Era tudo diferente e sofrido demais. Debandou-se do sertão junto com o marido em busca de emprego e melhoria de vida. Sonho acordado no desespero, acontecido numa daquelas secas, apenas uma de tantas e tantas que assolam aquela região e o seu povo. Haviam feito tudo para não arredar o pé dali, mas enfim o silêncio do sol gritou alto demais nos seus ouvidos. Chegaram com esperança de dias melhores, na fé que a partir do trabalho tudo iria melhorar.
Mas foi pior, foi muito pior, pois não demorou nem cinco anos morando nos afastados da cidade, numas brenhas que logo se transformou em favela, e ficou sozinha, catando coisas pelas ruas para sustentar o seu filho único, um menino que agora já tinha completado dezenove anos. O marido, homem ainda de muita força, talvez não suportando mais a saudade da terra deixada pra trás, um dia sentiu uma pontada no peito e lá se foi dessa vida.
Depois da morte do esposo planejou muito voltar à terra natal, mas o dinheiro que juntava nunca dava quase pra nada, a não ser pra comprar o pão do dia e não passar fome. Quer dizer, não ficar apenas de barriga vazia. O filho, trabalhando de servente de pedreiro, ganhava menos de um salário mínimo por mês, o que significava ter apenas algum valor para ajudar na feira e comprar suas coisinhas.

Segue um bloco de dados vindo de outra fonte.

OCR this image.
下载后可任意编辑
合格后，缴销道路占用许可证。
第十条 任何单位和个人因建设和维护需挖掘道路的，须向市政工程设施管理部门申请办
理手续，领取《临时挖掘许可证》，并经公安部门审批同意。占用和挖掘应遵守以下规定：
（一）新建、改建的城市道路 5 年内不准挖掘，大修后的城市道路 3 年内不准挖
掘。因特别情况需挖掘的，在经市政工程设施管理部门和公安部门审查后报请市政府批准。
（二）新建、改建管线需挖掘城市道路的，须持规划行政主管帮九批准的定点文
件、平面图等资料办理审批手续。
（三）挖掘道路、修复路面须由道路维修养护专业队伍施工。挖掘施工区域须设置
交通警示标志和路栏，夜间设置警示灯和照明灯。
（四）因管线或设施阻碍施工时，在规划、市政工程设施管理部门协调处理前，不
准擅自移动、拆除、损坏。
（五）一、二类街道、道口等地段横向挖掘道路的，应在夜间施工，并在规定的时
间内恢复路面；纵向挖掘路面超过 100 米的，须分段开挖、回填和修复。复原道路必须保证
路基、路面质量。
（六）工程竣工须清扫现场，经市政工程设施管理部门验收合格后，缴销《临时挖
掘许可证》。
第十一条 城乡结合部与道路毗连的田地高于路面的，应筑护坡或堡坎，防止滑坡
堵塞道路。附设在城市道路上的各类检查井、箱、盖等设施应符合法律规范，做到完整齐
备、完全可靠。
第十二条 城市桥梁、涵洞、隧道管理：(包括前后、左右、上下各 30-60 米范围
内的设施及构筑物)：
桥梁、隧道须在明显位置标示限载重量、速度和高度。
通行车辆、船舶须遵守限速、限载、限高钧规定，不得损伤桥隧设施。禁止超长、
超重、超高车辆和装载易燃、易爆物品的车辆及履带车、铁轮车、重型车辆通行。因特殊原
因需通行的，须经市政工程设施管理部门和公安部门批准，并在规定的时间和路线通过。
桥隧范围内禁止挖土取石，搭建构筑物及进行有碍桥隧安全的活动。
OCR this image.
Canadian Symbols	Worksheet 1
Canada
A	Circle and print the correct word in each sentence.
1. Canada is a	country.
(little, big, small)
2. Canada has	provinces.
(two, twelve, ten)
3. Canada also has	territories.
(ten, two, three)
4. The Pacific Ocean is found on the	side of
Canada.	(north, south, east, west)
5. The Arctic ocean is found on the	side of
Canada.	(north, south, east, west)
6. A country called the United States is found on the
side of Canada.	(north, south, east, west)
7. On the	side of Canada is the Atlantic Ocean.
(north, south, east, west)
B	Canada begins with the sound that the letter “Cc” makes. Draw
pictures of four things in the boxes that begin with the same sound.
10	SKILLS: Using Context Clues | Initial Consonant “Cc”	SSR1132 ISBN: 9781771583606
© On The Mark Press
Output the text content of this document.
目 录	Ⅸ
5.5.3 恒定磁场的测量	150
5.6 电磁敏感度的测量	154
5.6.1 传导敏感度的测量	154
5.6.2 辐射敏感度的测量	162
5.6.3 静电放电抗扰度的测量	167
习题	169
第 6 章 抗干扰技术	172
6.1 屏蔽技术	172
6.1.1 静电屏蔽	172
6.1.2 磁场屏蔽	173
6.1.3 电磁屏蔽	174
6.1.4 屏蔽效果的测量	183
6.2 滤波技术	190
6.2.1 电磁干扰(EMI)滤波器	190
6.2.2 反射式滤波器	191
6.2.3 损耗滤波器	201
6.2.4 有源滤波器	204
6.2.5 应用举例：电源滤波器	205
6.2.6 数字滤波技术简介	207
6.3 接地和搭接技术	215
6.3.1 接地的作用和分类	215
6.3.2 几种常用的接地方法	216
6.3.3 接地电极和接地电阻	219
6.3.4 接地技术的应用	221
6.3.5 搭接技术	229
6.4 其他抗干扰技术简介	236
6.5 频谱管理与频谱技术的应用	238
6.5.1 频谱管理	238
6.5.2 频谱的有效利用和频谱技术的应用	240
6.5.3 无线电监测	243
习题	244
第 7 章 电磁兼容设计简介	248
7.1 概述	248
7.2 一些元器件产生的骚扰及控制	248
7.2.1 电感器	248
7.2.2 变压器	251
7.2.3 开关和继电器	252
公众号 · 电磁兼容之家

Quando morreu, o esposo deixou como herança apenas um chiqueiro com três porcos gordos, no quintal da casa mesmo, bem cuidados no resto de comida dos outros, que talvez valessem alguns trocados. Tudo fazia para não se desfazer dos bichos, não pensando nem em matar nem vender. Algum dia, quando se cismasse de retornar, teria o que vender pra garantir a mudança.
Contudo, depois do ocorrido com o seu rapazinho, coisa que até hoje lhe deixa sem dormir, a pobre mulher teve que se desfazer de sua pequena criação, vendendo para aproveitadores do desespero dos outros, e até mandou pedir dinheiro emprestado aos seus parentes lá no interior. Ora, se pobre tinha que se socorrer de pobre para tentar resolver um problema, então o corrido tinha sido muito grave. E foi.
Por causa do ocorrido com o filho Jozué é que o mundo parecia ter desabado. Levantava cedo porque não dormia pensando na história e quando levantava corria pra os pés do oratório implorar a Deus, aos santos e anjos que olhassem para o seu menino e reparassem tão grave erro cometido contra ele, que estava pagando, e no sofrimento da carne e da alma, pelo que certamente não havia feito. E por isso mesmo que mais tarde iria pegar o ônibus até o centro da cidade para falar com o advogado.
Noutro local da cidade, muito diferente da região onde Dona Leontina morava, outra mulher, esta chamada Glorita. Com a idade incerta dos sofredores, também viúva e mãe de um casal de filhos, a mulher não possuía condições financeiras muito diferentes do que a outra. Não era tão pobre quanto ela, pois recebendo mensalmente um valor da aposentadoria deixada pelo esposo, mas também com muitos problemas para resolver, era pouca a diferença entre as duas.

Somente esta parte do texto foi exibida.